Gardner v. Mobil Oil Corp.
This text of 61 F. App'x 355 (Gardner v. Mobil Oil Corp.) is published on Counsel Stack Legal Research, covering Court of Appeals for the Ninth Circuit primary law. Counsel Stack provides free access to over 12 million legal documents including statutes, case law, regulations, and constitutions.
Opinion
MEMORANDUM
James H. Gardner appeals pro se the district court’s summary judgment for his former, employer in his action alleging race, age, and disability discrimination, re-[356]*356taxation, breach of the collective bargaining agreement, and state law torts. We have jurisdiction pursuant to 28 U.S.C. § 1291. We review de novo, Hayden v. Reickerd, 957 F.2d 1506, 1508 (9th Cir.1991), and we affirm.
Gardner is an African-American male between the ages of 40-70 who was employed by defendant Mobil Oil Corp from September 13, 1977 until his termination on July 31, 1997. Gardner’s allegations stem from his suspension in October 1995, a Lease Automatic Custody Tanks investigation in 1996, his termination in July 1997, and his claims of discrimination during the course of his employment.
Summary judgment was proper on Gardner’s racial discrimination claim because he failed to produce evidence to support his allegations. See Kennedy v. Allied Mutual Ins.
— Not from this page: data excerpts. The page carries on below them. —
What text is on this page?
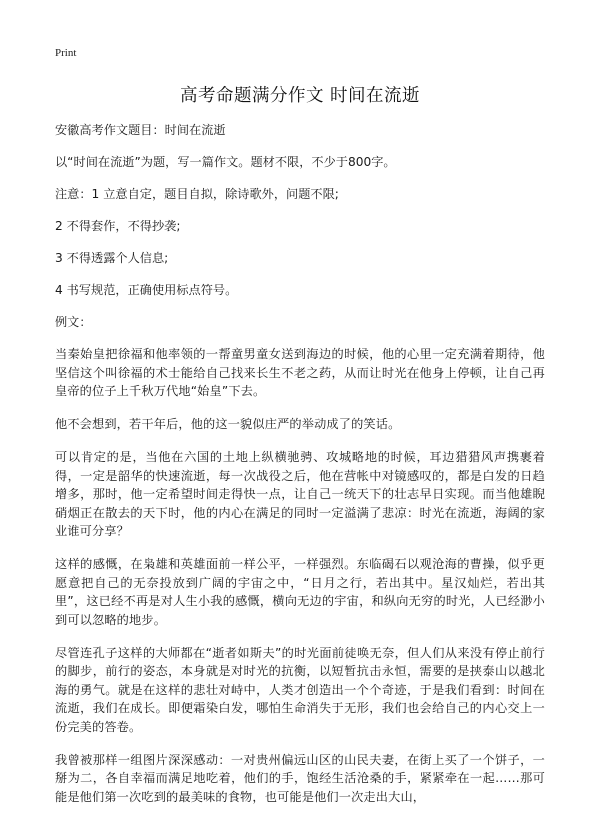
Print
高考命题满分作文 时间在流逝

安徽高考作文题目：时间在流逝

以“时间在流逝”为题，写一篇作文。题材不限，不少于800字。

注意：1 立意自定，题目自拟，除诗歌外，问题不限;

2 不得套作，不得抄袭;

3 不得透露个人信息;

4 书写规范，正确使用标点符号。

例文：

当秦始皇把徐福和他率领的一帮童男童女送到海边的时候，他的心里一定充满着期待，他坚信这个叫徐福的术士能给自己找来长生不老之药，从而让时光在他身上停顿，让自己再皇帝的位子上千秋万代地“始皇”下去。

他不会想到，若干年后，他的这一貌似庄严的举动成了的笑话。

可以肯定的是，当他在六国的土地上纵横驰骋、攻城略地的时候，耳边猎猎风声携裹着得，一定是韶华的快速流逝，每一次战役之后，他在营帐中对镜感叹的，都是白发的日趋增多，那时，他一定希望时间走得快一点，让自己一统天下的壮志早日实现。而当他雄睨硝烟正在散去的天下时，他的内心在满足的同时一定溢满了悲凉：时光在流逝，海阔的家业谁可分享？

这样的感慨，在枭雄和英雄面前一样公平，一样强烈。东临碣石以观沧海的曹操，似乎更愿意把自己的无奈投放到广阔的宇宙之中，“日月之行，若出其中。星汉灿烂，若出其里”，这已经不再是对人生小我的感慨，横向无边的宇宙，和纵向无穷的时光，人已经渺小到可以忽略的地步。

尽管连孔子这样的大师都在“逝者如斯夫”的时光面前徒唤无奈，但人们从来没有停止前行的脚步，前行的姿态，本身就是对时光的抗衡，以短暂抗击永恒，需要的是挟泰山以越北海的勇气。就是在这样的悲壮对峙中，人类才创造出一个个奇迹，于是我们看到：时间在流逝，我们在成长。即便霜染白发，哪怕生命消失于无形，我们也会给自己的内心交上一份完美的答卷。

我曾被那样一组图片深深感动：一对贵州偏远山区的山民夫妻，在街上买了一个饼子，一掰为二，各自幸福而满足地吃着，他们的手，饱经生活沧桑的手，紧紧牵在一起……那可能是他们第一次吃到的最美味的食物，也可能是他们一次走出大山，
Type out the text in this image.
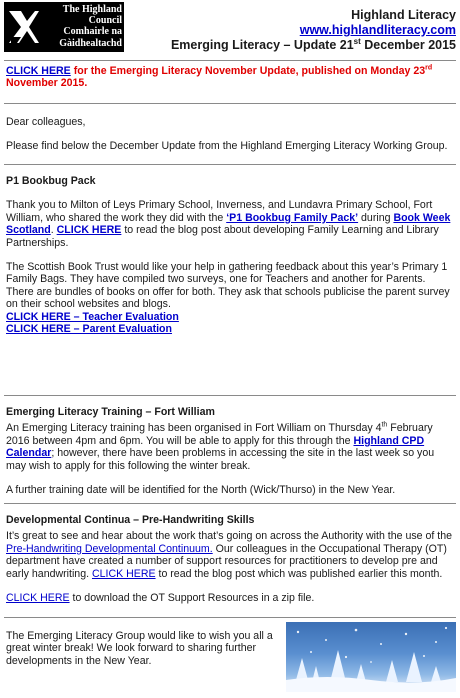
The Highland
Council
Comhairle na
Gàidhealtachd
Highland Literacy
www.highlandliteracy.com
Emerging Literacy – Update 21st December 2015

CLICK HERE for the Emerging Literacy November Update, published on Monday 23rd November 2015.

Dear colleagues,

Please find below the December Update from the Highland Emerging Literacy Working Group.

P1 Bookbug Pack

Thank you to Milton of Leys Primary School, Inverness, and Lundavra Primary School, Fort William, who shared the work they did with the ‘P1 Bookbug Family Pack’ during Book Week Scotland. CLICK HERE to read the blog post about developing Family Learning and Library Partnerships.

The Scottish Book Trust would like your help in gathering feedback about this year’s Primary 1 Family Bags. They have compiled two surveys, one for Teachers and another for Parents. There are bundles of books on offer for both. They ask that schools publicise the parent survey on their school websites and blogs.

CLICK HERE – Teacher Evaluation

CLICK HERE – Parent Evaluation

Emerging Literacy Training – Fort William

An Emerging Literacy training has been organised in Fort William on Thursday 4th February 2016 between 4pm and 6pm. You will be able to apply for this through the Highland CPD Calendar; however, there have been problems in accessing the site in the last week so you may wish to apply for this following the winter break.

A further training date will be identified for the North (Wick/Thurso) in the New Year.

Developmental Continua – Pre-Handwriting Skills

It’s great to see and hear about the work that’s going on across the Authority with the use of the Pre-Handwriting Developmental Continuum. Our colleagues in the Occupational Therapy (OT) department have created a number of support resources for practitioners to develop pre and early handwriting. CLICK HERE to read the blog post which was published earlier this month.

CLICK HERE to download the OT Support Resources in a zip file.

The Emerging Literacy Group would like to wish you all a great winter break! We look forward to sharing further developments in the New Year.
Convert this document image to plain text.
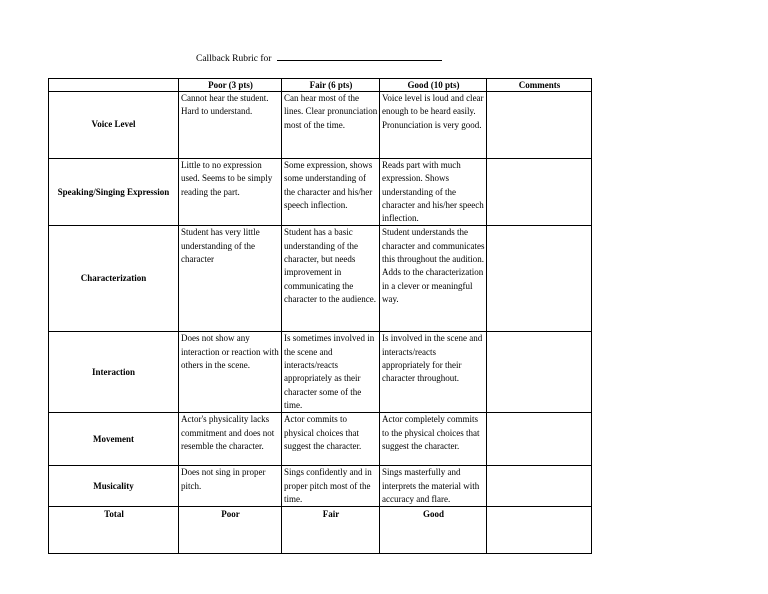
Callback Rubric for
	Poor (3 pts)	Fair (6 pts)	Good (10 pts)	Comments
Voice Level	Cannot hear the student. Hard to understand.	Can hear most of the lines. Clear pronunciation most of the time.	Voice level is loud and clear enough to be heard easily. Pronunciation is very good.	
Speaking/Singing Expression	Little to no expression used. Seems to be simply reading the part.	Some expression, shows some understanding of the character and his/her speech inflection.	Reads part with much expression. Shows understanding of the character and his/her speech inflection.	
Characterization	Student has very little understanding of the character	Student has a basic understanding of the character, but needs improvement in communicating the character to the audience.	Student understands the character and communicates this throughout the audition. Adds to the characterization in a clever or meaningful way.	
Interaction	Does not show any interaction or reaction with others in the scene.	Is sometimes involved in the scene and interacts/reacts appropriately as their character some of the time.	Is involved in the scene and interacts/reacts appropriately for their character throughout.	
Movement	Actor's physicality lacks commitment and does not resemble the character.	Actor commits to physical choices that suggest the character.	Actor completely commits to the physical choices that suggest the character.	
Musicality	Does not sing in proper pitch.	Sings confidently and in proper pitch most of the time.	Sings masterfully and interprets the material with accuracy and flare.	
Total	Poor	Fair	Good	
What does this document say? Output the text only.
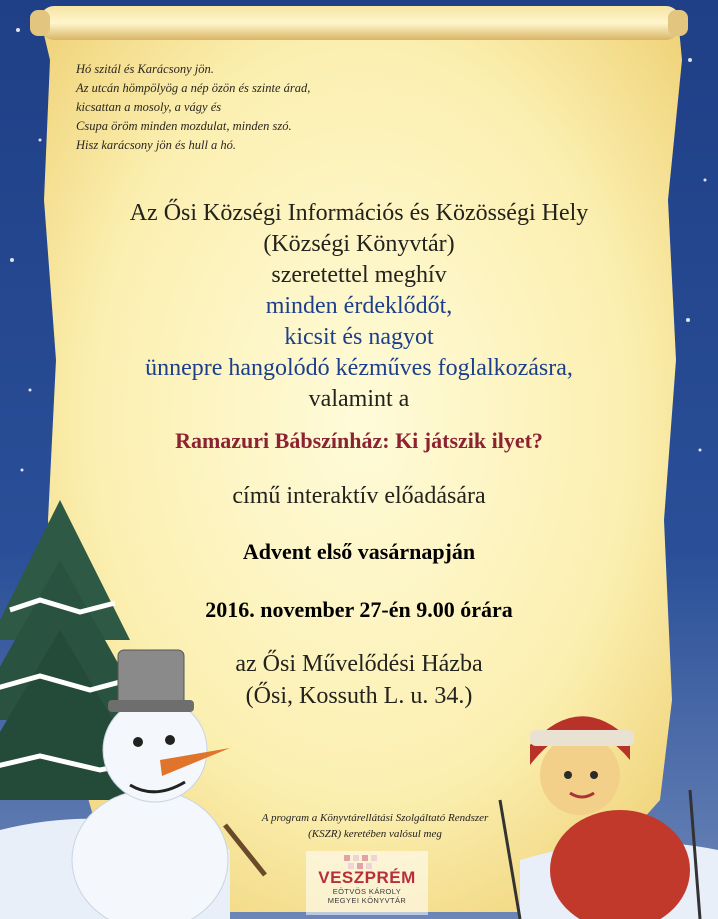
Hó szitál és Karácsony jön.
Az utcán hömpölyög a nép özön és szinte árad,
kicsattan a mosoly, a vágy és
Csupa öröm minden mozdulat, minden szó.
Hisz karácsony jön és hull a hó.
Az Ősi Községi Információs és Közösségi Hely
(Községi Könyvtár)
szeretettel meghív
minden érdeklődőt,
kicsit és nagyot
ünnepre hangolódó kézműves foglalkozásra,
valamint a
Ramazuri Bábszínház: Ki játszik ilyet?
című interaktív előadására
Advent első vasárnapján
2016. november 27-én 9.00 órára
az Ősi Művelődési Házba
(Ősi, Kossuth L. u. 34.)
A program a Könyvtárellátási Szolgáltató Rendszer
(KSZR) keretében valósul meg
VESZPRÉM
EÖTVÖS KÁROLY
MEGYEI KÖNYVTÁR
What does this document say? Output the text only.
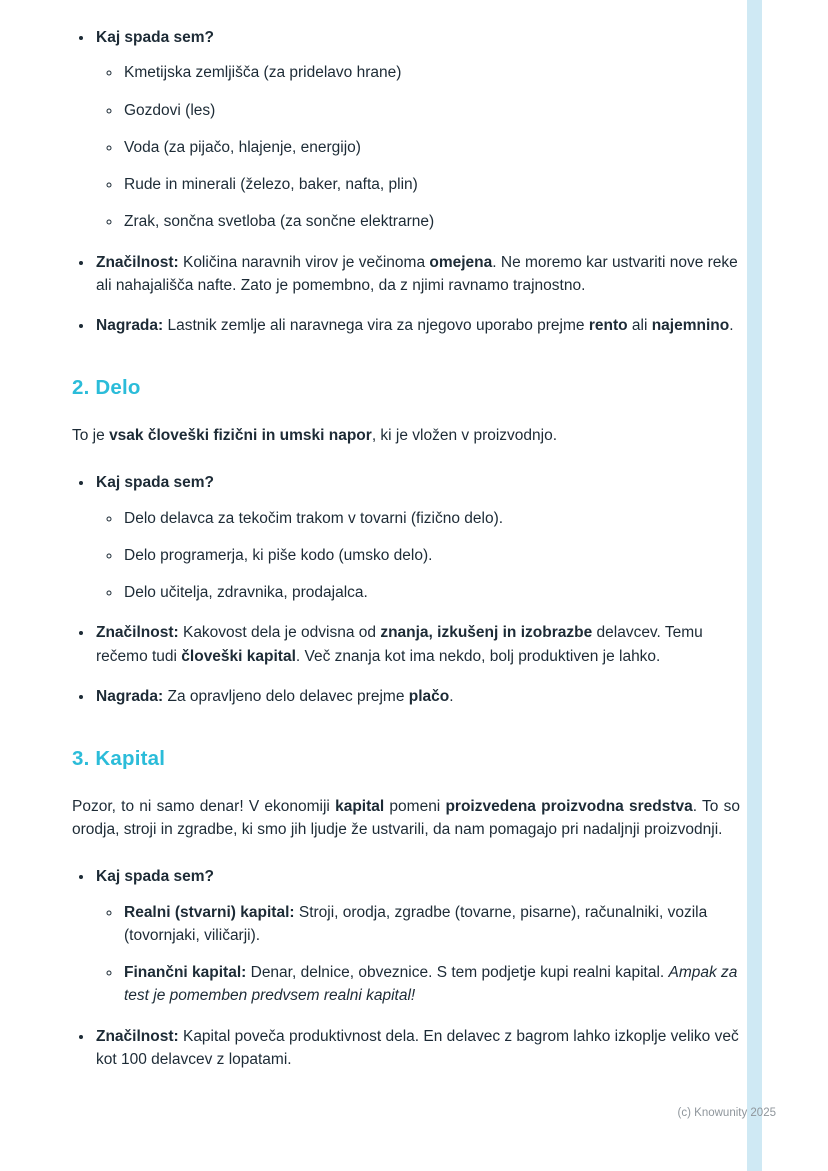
• Kaj spada sem?
◦ Kmetijska zemljišča (za pridelavo hrane)
◦ Gozdovi (les)
◦ Voda (za pijačo, hlajenje, energijo)
◦ Rude in minerali (železo, baker, nafta, plin)
◦ Zrak, sončna svetloba (za sončne elektrarne)
• Značilnost: Količina naravnih virov je večinoma omejena. Ne moremo kar ustvariti nove reke ali nahajališča nafte. Zato je pomembno, da z njimi ravnamo trajnostno.
• Nagrada: Lastnik zemlje ali naravnega vira za njegovo uporabo prejme rento ali najemnino.
2. Delo

To je vsak človeški fizični in umski napor, ki je vložen v proizvodnjo.

• Kaj spada sem?
◦ Delo delavca za tekočim trakom v tovarni (fizično delo).
◦ Delo programerja, ki piše kodo (umsko delo).
◦ Delo učitelja, zdravnika, prodajalca.
• Značilnost: Kakovost dela je odvisna od znanja, izkušenj in izobrazbe delavcev. Temu rečemo tudi človeški kapital. Več znanja kot ima nekdo, bolj produktiven je lahko.
• Nagrada: Za opravljeno delo delavec prejme plačo.
3. Kapital

Pozor, to ni samo denar! V ekonomiji kapital pomeni proizvedena proizvodna sredstva. To so orodja, stroji in zgradbe, ki smo jih ljudje že ustvarili, da nam pomagajo pri nadaljnji proizvodnji.

• Kaj spada sem?
◦ Realni (stvarni) kapital: Stroji, orodja, zgradbe (tovarne, pisarne), računalniki, vozila (tovornjaki, viličarji).
◦ Finančni kapital: Denar, delnice, obveznice. S tem podjetje kupi realni kapital. Ampak za test je pomemben predvsem realni kapital!
• Značilnost: Kapital poveča produktivnost dela. En delavec z bagrom lahko izkoplje veliko več kot 100 delavcev z lopatami.
(c) Knowunity 2025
Co., 952 F.2d 262, 266 (9th Cir.1991) (a party cannot create an issue of fact by submitting an affidavit contradicting prior deposition testimony without explanation).
The district court properly granted summary judgment on Gardner’s disability discrimination claim because Gardner produced no evidence that he could perform the essential functions of his job with or without a reasonable accommodation. See Fredenburg v. Contra Costa County Dep’t. of Health Services, 172 F.3d 1176, 1180 (9th Cir.1999) (plaintiff needs to identify a vacant position or indicate how transfer would enable her to perform the essential functions of her job).
The district court properly granted summary judgment on Gardner’s retaliation and age discrimination claims because Gardner failed to produce specific facts to support his conclusory accusations. See Celotex Corp. v. Catrett, 477 U.S. 317, 322-23, 106 S.Ct. 2548, 91 L.Ed.2d 265 (1986) (conclusory allegations unsupported by any documents or other evidence fails to create a triable issue of fact).
The district court properly granted summary judgment on Gardner’s wrongful termination claim because he failed to establish his union breached its duty of fair representation. See Stevens v. Moore Bus. Forms, 18 F.3d 1443, 1447 (9th Cir.1994) (holding that an employee may not bring an action against the employer unless the employee can show that the union breached its duty of fair representation).
Furthermore, the district court properly granted summary judgment on Gardner’s state law claims because, by his own admissions, his state law claims are based on his employment agreement. See Hayden, 957 F.2d at 1508-09 (holding that the Labor Management Relations Act preempts state law claims “if their evaluation is inextricably intertwined with the terms of a labor contract”); Cole v. Fair Oaks Fire Protection Dist., 43 Cal.3d 148, 160, 233 Cal.Rptr. 308, 729 P.2d 743 (1987) (holding that emotional distress claims based on alleged misconduct that is a normal part of the employment relationship come within the exclusive remedy provisions of workers’ compensation law).
We decline to consider Gardner’s claims under the Family Medical Leave Act and California Family Rights Act raised for the first time on appeal. See Int’l Union of Bricklayers & Allied Craftsman Local Union No. 20 v. Martin Jaska, Inc., 752 F.2d 1401, 1404 (9th Cir.1985).
Gardner’s remaining contentions lack merit.
AFFIRMED.
This disposition is not appropriate for publication and may not be cited to or by the courts of this circuit except as may be provided by 9th Cir. R. 36-3.